Il a ensuite étendu au groupe  (aux « communautés ») la prescription  aux individus. Est-ce unique ?

Comment ces conceptions qu’on dit maintenant temporaires, sans portée littéraire et donc à oublier, entrent dans l'écriture, la sous-tendent et l'orchestrent, voilà ce qu'il est permis de se demander. « L’homme, c’est le style », disait Céline et cela peut autoriser à aller de l'homme au style... Au moins le temps de voir. Surtout si, comme lui, on ne croit pas à la Littérature en soi.

 

Quelles sont les éventuelles critiques auxquelles vous vous attendez au sujet de ce travail ?

 

Vous les avez anticipées : trop personnel, trop désinvolte, trop copieux, trop léger.
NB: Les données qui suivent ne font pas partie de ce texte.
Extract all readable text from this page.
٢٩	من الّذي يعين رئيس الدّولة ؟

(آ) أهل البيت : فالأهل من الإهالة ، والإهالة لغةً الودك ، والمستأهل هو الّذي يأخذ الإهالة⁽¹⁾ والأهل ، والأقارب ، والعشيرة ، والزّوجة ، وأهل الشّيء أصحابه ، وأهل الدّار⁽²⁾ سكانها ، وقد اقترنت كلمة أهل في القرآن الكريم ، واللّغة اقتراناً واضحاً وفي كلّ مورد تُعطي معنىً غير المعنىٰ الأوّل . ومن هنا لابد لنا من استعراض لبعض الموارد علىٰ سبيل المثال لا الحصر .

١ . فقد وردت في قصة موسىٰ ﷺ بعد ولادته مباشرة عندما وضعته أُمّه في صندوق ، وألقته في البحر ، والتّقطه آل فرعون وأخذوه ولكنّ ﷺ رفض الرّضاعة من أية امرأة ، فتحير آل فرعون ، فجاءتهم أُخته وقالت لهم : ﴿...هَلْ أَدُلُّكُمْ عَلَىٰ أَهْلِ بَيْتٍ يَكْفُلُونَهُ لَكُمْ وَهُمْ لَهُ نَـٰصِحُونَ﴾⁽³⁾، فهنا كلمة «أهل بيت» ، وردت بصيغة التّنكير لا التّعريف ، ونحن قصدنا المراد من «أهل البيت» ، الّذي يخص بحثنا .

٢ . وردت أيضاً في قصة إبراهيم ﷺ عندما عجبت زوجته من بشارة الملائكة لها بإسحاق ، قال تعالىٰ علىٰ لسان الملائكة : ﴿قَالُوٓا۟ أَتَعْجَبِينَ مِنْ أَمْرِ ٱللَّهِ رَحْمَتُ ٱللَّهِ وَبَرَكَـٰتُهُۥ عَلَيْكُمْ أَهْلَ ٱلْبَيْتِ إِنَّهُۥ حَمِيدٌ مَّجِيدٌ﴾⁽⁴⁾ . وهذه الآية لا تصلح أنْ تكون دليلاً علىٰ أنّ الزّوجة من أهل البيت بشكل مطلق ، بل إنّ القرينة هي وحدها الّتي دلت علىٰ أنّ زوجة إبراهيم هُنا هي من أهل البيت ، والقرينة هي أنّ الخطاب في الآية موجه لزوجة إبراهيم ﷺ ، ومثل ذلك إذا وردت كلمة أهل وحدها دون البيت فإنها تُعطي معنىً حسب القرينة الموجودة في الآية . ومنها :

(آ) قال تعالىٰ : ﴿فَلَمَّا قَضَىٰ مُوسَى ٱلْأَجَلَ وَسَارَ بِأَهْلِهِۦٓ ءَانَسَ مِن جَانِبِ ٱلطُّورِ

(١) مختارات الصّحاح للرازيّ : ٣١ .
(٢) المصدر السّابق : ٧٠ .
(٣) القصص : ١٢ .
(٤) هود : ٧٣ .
On chicanera des dates et des virgules. Je ne parle pas des « signes diacritiques » sans lesquels Céline nous reste imperméable. Jean-Pierre Dauphin avait eu l'idée d'assortir ses calepins de bibliographie de pages blanches ou chacun inscrivait ses apports. Si ce Dictionnaire n'avait pas déjà atteint la taille critique, j'aurais bien voulu l'imiter. Chacun aurait pu inscrire son apport, celui qu'il garde jalousement par devers lui. Les exemplaires auraient été disponibles en solde au bout de quatre ou cinq ans, on les aurait collationnés et l'on aurait « Le Dictionnaire Céline » dont nous rêvons tous : impeccable, exhaustif, unanime.

 

(Propos recueillis par Marc LAUDELOUT)

 

 

Comment j'ai commencé à travailler sur Céline

 

par Philippe Alméras

 

Quand j’ai commencé à « travailler sur Céline », il y en avait deux : celui d’avant 1937 et celui d’après, que certains vouaient d’ailleurs à la poubelle.

 

Plus le temps a passé et plus les Céline se sont multipliés. Les Anglo-Saxons parlent des neuf vies du chat. Le chat Céline en a eu bien plus, surtout si l’on ajoute celles qu’il s’est fabriquées à celles qu’on lui a prêtées.

 

Il a été successivement l’enfant du Passage et de la rue Marsollier, le stagiaire en langues d’Allemagne et d’Angleterre, l’apprenti commerçant, le cuirassier de Rambouillet, le combattant d’août 14, l’agent consulaire de Londres, le colon du Cameroun, le grouillot-journaliste d’Eurêka, le propagandiste antituberculeux de la Fondation Rockefeller, le bachelier éclair, l’étudiant en médecine tout aussi pressé, le mari et le père temporaire, l’hygiéniste itinérant de la SDN, le médecin en clientèle, le consultant du dispensaire à Clichy, l’auteur de théâtre, le pharmacien visiteur médical, le rédacteur de Voyage au bout de la nuit, Goncourt raté et événement littéraire de l’année 1933, le héros d’une légende misérabiliste, l’explorateur des enfances de Mort à crédit, le polémiste engagé des « pamphlets », le prophète vérifié un temps (1940-1944), l’émigré d’Allemagne puis du Danemark, le prisonnier de la Vestre Fængsel, le rural malgré lui de Korsør, le  banlieusard  de Meudon et l’auteur d’un come back qui n’allait pas de soi, l’écrivain restauré. Soit trois fois neuf vies de chat. Et l’enchaînement des œuvres dans une langue indéfiniment renouvelée.

 

À ces métamorphoses s’ajoutent les images qu’un lectorat multiple s’est faites de lui. Si les céliniens ne s’aiment guère en règle générale, c’est qu’ils ont chacun leur Céline. En 1932, Daudet le monarchiste et Descaves le nostalgique de la Commune se rejoignent certes dans l’admiration pour le Voyage, mais pas pour les mêmes raisons. L’étudiant Lévi-Strauss le voit socialiste. Bernanos le catholique lit le roman de la déréliction d’un monde sans Dieu. Décor, philosophie, tout renvoyant au peuple, certains croient à un Céline peuple et donc populiste, et c’est d’ailleurs sous cette forme que, génération après génération, il trouve chez les jeunes ses nouvelles recrues. Aujourd’hui le Voyage en poche serait encore le plus « fauché », le plus « chouré », le plus volé des livres dans un temps où les livres se volent de moins en moins. (…)

 

Philippe ALMÉRAS

(extrait de la préface du

Dictionnaire Céline)

 

 

Philippe Alméras, Dictionnaire Céline. Une œuvre, une vie, Plon, 2004, 880 pages.